Закрыли борт. Длинная щетинистая свинка Дуни подошла к забившемуся в передний угол плотному Павликову хрячку и обнюхала его.

— Мой смирный, а эта ведьма! Смотри, как глазами зыркает. Сожрать готова. Мать, должно, и не кормила ее.

Я сбегал помыл руки, оделся — все-таки на открытом прицепе предстояло ехать. Дуня вчера осторожно мне только намекнула, чтобы я сопровождал ее поросенка. А я с готовностью согласился, понимая, что тяжеловато придется Павлику одному.

Мы с Павликом вспрыгнули на прицеп, Аркашка залез в кабину и, рванув так, что свиньи чуть не попадали на нас, сидевших у заднего борта, покатил вдоль деревни. По дороге мы еще должны были заехать в Болотное за бригадиром Дамаевым, который, кстати, и выпросил трактор, чтобы сдать на мясокомбинат своего поросенка — деньги позарез ему нужны были, он сына в армию провожал.

От Хорошаевки до Болотного километра четыре. Деревня эта большая, центральная в колхозе «Победа». И школа там находится. Пять лет я туда ходил. А после пяти классов в ремесленное поступил, в Свободу.

Ехать на прицепе было свежо, правильно я поступил, надев свитер. Трактор бежал быстро, не сбавляя скорости ни на колдобинах, ни на бугорках. Раньше, я знал, Аркашка вот так же бесшабашно на лошадях ездил, когда возчиком горючего работал.

— Как он едет по деревне, все бабки крестятся, — сказал Павлик. — Змей!
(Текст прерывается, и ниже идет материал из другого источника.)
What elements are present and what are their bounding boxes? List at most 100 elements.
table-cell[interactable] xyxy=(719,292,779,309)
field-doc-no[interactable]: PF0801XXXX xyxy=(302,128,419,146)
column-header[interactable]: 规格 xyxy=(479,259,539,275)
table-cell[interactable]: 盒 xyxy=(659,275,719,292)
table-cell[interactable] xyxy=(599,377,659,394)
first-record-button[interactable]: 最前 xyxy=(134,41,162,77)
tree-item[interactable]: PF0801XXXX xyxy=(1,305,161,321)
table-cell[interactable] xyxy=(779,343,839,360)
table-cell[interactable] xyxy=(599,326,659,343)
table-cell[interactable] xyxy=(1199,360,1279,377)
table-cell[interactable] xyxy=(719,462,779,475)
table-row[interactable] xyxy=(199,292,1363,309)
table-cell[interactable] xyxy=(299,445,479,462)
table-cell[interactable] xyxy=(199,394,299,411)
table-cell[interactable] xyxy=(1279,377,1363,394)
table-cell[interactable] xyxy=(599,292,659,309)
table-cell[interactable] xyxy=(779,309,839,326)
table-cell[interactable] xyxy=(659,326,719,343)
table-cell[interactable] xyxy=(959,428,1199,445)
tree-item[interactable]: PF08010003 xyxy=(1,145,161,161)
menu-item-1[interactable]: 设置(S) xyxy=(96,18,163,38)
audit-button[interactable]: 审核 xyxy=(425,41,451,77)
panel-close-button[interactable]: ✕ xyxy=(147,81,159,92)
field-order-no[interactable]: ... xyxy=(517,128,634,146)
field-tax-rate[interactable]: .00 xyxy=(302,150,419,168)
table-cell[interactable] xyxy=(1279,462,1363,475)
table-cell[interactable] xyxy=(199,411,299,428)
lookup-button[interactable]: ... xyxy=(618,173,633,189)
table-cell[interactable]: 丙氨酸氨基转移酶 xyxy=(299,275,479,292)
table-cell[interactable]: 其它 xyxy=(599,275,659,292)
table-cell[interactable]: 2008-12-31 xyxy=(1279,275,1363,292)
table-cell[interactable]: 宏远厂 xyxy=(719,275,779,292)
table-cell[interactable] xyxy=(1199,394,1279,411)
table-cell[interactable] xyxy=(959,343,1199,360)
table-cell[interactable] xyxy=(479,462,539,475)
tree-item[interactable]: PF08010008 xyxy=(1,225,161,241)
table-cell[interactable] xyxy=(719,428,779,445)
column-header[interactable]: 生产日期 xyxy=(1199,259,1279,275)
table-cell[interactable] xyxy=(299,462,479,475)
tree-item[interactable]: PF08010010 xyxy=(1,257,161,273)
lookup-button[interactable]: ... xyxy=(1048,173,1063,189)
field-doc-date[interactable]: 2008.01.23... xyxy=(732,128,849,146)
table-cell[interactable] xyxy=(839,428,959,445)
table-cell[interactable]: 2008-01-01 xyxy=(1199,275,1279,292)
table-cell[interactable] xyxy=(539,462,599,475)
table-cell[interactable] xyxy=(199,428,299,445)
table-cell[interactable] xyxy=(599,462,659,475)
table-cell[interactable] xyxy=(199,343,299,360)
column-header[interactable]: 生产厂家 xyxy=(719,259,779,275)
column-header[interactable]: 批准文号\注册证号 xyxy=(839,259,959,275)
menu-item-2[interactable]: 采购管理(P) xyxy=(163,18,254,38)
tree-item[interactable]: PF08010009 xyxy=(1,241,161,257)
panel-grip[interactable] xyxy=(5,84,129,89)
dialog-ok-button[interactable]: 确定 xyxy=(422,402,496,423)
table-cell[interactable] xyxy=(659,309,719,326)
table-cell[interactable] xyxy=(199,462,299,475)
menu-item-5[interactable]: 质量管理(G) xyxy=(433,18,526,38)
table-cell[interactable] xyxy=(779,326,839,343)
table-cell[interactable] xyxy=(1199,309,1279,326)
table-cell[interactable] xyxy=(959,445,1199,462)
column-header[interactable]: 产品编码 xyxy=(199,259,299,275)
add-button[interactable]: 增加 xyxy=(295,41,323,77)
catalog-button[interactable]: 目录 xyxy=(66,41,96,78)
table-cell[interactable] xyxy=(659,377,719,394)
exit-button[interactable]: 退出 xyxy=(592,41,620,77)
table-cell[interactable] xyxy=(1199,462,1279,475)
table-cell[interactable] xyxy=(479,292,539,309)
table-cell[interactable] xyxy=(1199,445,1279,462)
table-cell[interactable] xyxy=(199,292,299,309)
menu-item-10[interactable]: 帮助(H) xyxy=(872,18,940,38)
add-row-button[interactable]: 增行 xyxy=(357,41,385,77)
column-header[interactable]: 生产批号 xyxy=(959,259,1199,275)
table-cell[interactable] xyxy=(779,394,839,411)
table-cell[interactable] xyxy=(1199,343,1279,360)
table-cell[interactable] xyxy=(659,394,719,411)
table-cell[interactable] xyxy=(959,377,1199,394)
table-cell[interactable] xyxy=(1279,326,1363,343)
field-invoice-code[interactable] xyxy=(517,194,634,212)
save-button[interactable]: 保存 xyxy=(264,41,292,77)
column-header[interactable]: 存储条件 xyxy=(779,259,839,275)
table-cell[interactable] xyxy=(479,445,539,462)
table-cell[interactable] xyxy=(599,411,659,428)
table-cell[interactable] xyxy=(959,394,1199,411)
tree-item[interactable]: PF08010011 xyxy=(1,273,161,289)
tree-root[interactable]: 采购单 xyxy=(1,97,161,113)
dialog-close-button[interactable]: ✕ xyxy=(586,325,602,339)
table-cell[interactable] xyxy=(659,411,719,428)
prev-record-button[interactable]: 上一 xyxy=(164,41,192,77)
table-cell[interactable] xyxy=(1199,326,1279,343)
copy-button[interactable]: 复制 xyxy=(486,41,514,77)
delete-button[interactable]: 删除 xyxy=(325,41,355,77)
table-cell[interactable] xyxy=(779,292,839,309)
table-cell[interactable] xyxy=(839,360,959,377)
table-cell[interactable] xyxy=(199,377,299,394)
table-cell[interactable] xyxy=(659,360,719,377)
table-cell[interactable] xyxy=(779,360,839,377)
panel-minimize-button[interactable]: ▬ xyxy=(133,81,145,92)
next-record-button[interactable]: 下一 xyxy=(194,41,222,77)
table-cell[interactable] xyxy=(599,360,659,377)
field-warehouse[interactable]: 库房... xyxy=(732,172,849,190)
Анадысь чуть было гусенят моих не подавил…

Павликов хрячок по-прежнему смирно стоял у переднего борта, а Дунина свинка без конца топталась, недружелюбно поглядывая на нас и все ближе подступая к нам.

— Узё! — двинул ее Павлик в лоб сапогом.

Поросенок отпрянул, но не успокоился.

Мы сидели на корточках, держась за борт, ноги уже начали уставать, и я сказал Павлику:

— Может, пару снопов прихватим? — Мы как раз проезжали конопляное поле.

— Не, за конопи ругают… Да Аркашка и не услышит… Соломы где-нибудь прихватим, потерпи маленько.

Из-под задних колес «Белоруси» летели ошметки грязи, особенно после того, как переезжали лужу. Я устроился так, чтобы на меня грязь не попадала, а Павлик не обращал на нее внимания и просто делал резкое движение головой, если ошметок залетал ему на старый картуз.

Ехали по большаку. После Хорошаевки с полкилометра вдоль него с двух сторон шумят высокие тополя и осины. Федор Кириллович рассказывал, что их посадил мой двоюродный дед Савелий. И шумят деревья теперь, радуя людей и украшая землю, — добрая память о старике.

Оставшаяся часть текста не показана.